1. What is the difference between GCD and LCM?

   GCD is the largest number that divides both numbers, while LCM is the smallest number that both numbers can divide. They are inversely related through the formula: GCD × LCM = num1 × num2.

2. Why do we start the loop from num2//2?

   The largest possible common divisor (other than the number itself) cannot be greater than half of the smaller number.
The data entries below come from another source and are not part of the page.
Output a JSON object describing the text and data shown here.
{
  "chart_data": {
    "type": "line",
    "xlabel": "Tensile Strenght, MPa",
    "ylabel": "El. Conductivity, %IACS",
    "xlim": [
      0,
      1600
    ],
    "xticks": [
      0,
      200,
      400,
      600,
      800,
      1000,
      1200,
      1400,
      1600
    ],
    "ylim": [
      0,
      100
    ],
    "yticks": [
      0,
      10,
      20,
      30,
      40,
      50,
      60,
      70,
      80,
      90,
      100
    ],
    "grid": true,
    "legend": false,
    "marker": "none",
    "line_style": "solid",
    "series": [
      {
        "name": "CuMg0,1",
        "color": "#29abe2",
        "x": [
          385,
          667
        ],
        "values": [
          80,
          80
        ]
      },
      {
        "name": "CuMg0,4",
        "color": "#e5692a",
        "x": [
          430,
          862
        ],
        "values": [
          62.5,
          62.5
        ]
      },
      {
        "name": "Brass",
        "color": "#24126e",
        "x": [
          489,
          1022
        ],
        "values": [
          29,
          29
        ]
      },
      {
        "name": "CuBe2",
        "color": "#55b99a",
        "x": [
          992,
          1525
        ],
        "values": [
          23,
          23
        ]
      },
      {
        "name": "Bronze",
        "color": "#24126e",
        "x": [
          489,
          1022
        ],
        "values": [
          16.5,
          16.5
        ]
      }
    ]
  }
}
This optimization reduces the number of iterations.

3. What happens if we input two prime numbers?

   If both numbers are prime and different, their GCD will be 1 (they are coprime) and their LCM will be their product.

4. Can you explain the Euclidean algorithm for GCD?

   The Euclidean algorithm uses repeated division: GCD(a,b) = GCD(b, a%b) until the remainder becomes 0. It's more efficient than our current approach.

5. What is the time complexity of this algorithm?

   The time complexity is O(min(num1, num2)) in the worst case, as we might iterate through half of the smaller number.

6. Why is LCM calculated as (num1 * num2) / gcd?

   This formula comes from the mathematical relationship that for any two numbers, their product equals the product of their GCD and LCM.

7. What would happen if one of the inputs is 0?

   If one number is 0, the GCD would be the other number (by convention), but LCM would be undefined or 0. The program should include input validation.

8. How can we modify this program to handle negative numbers?

   We can use the absolute values of the inputs since GCD and LCM are typically defined for positive integers: abs(num1) and abs(num2).